The rational use of antiretrovirals should be an adopted strategy for improving treatment outcomes.52 A pharmacist-led ART stewardship programme, as well as dosing and dispensing continuous professional development training programmes promoting the appropriate use of antiretrovirals in children on ART in resource-limited rural PHC clinics, should be a considered intervention to give special attention to the rational use of antiretrovirals in children especially now that antiretroviral resistance is currently becoming a significant rural health problem in CLHIV.

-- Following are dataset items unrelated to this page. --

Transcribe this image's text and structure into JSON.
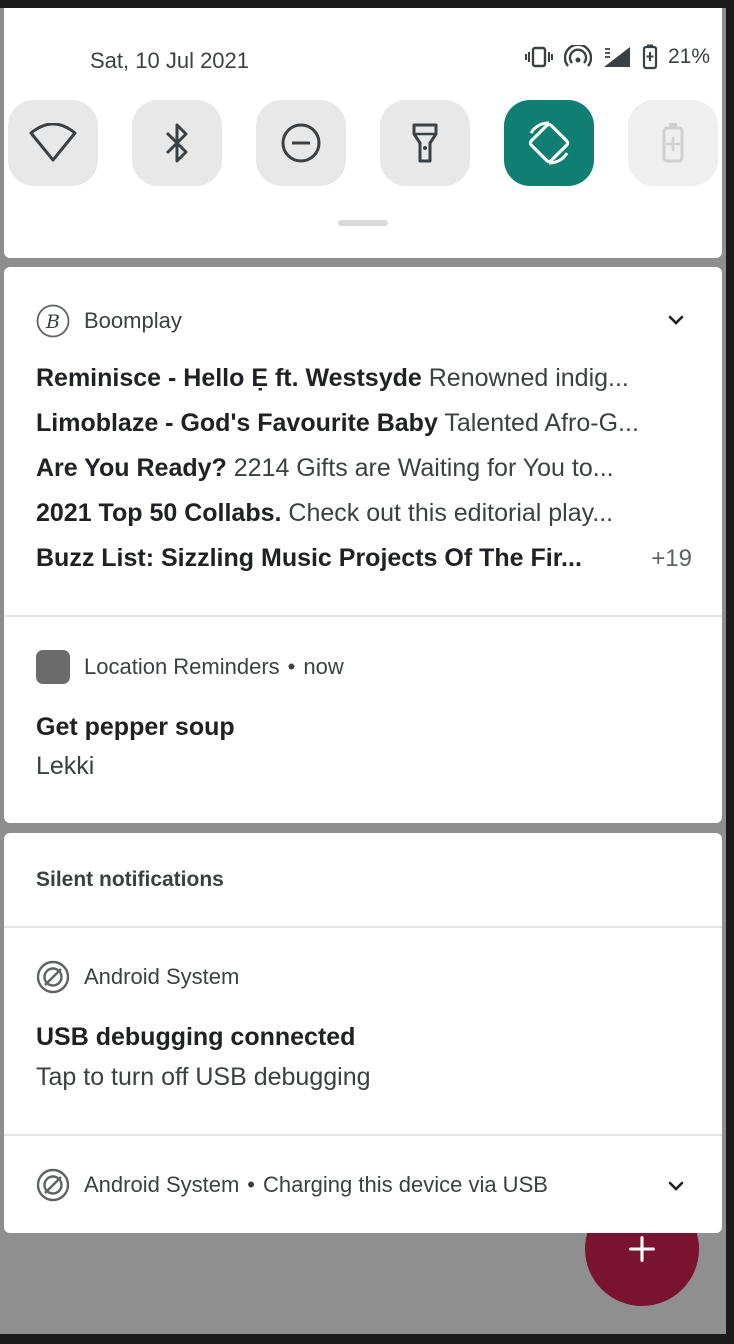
{
  "status_bar": {
    "date": "Sat, 10 Jul 2021",
    "battery_percent": "21%",
    "icons": [
      "vibrate-icon",
      "hotspot-icon",
      "signal-icon",
      "battery-icon"
    ]
  },
  "quick_settings": {
    "tiles": [
      {
        "name": "wifi",
        "icon": "wifi-icon",
        "state": "off"
      },
      {
        "name": "bluetooth",
        "icon": "bluetooth-icon",
        "state": "off"
      },
      {
        "name": "do-not-disturb",
        "icon": "dnd-icon",
        "state": "off"
      },
      {
        "name": "flashlight",
        "icon": "flashlight-icon",
        "state": "off"
      },
      {
        "name": "auto-rotate",
        "icon": "rotate-icon",
        "state": "on"
      },
      {
        "name": "battery-saver",
        "icon": "battery-saver-icon",
        "state": "disabled"
      }
    ],
    "active_color": "#0f7f73"
  },
  "notifications": {
    "boomplay": {
      "app_name": "Boomplay",
      "messages": [
        {
          "bold": "Reminisce - Hello Ẹ ft. Westsyde",
          "rest": "Renowned indig..."
        },
        {
          "bold": "Limoblaze - God's Favourite Baby",
          "rest": "Talented Afro-G..."
        },
        {
          "bold": "Are You Ready?",
          "rest": "2214 Gifts are Waiting for You to..."
        },
        {
          "bold": "2021 Top 50 Collabs.",
          "rest": "Check out this editorial play..."
        },
        {
          "bold": "Buzz List: Sizzling Music Projects Of The Fir...",
          "rest": ""
        }
      ],
      "more_count": "+19"
    },
    "location_reminders": {
      "app_name": "Location Reminders",
      "separator": "•",
      "time": "now",
      "title": "Get pepper soup",
      "body": "Lekki"
    },
    "silent_label": "Silent notifications",
    "android_usb": {
      "app_name": "Android System",
      "title": "USB debugging connected",
      "body": "Tap to turn off USB debugging"
    },
    "android_charging": {
      "app_name": "Android System",
      "separator": "•",
      "summary": "Charging this device via USB"
    }
  },
  "fab": {
    "icon": "plus-icon",
    "color": "#7a1232"
  }
}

The authors would like to thank the Limpopo Department of Health for permitting them to conduct the study in the 94 selected rural primary healthcare clinics. The operational managers and all data capturers and administration clerks who assisted with access to the TIER.Net information system as well as the retrieval of medical records for the study.

Competing interests

The authors declare that they have no financial or personal relationships that may have inappropriately influenced them in writing this article.

Authors’ contributions

L.N.M. wrote the proposal and conducted the study as part of her Doctor of Pharmacy Degree. P.H.D. supervised the study and T.M.M. co-supervised the study. The article was reviewed by all the authors.

Funding information

This project received funding from the University of Limpopo’s Staff Capacity Development Programme (UCDP), as well as funding from the National Research Foundation Black Academics Advancement Programme (BAAP) (previously known as the National Research Foundation [NRF]) – First Rand Foundation (FRF) Sabbatical Grant (reference number NFSG180605340566, grant number: 116803).

Data availability

The data supporting the results are available from the corresponding author, L.N.M., upon reasonable request.


The views and opinions expressed in this article are those of the authors and do not necessarily reflect the official policy or position of any affiliated agency of the authors.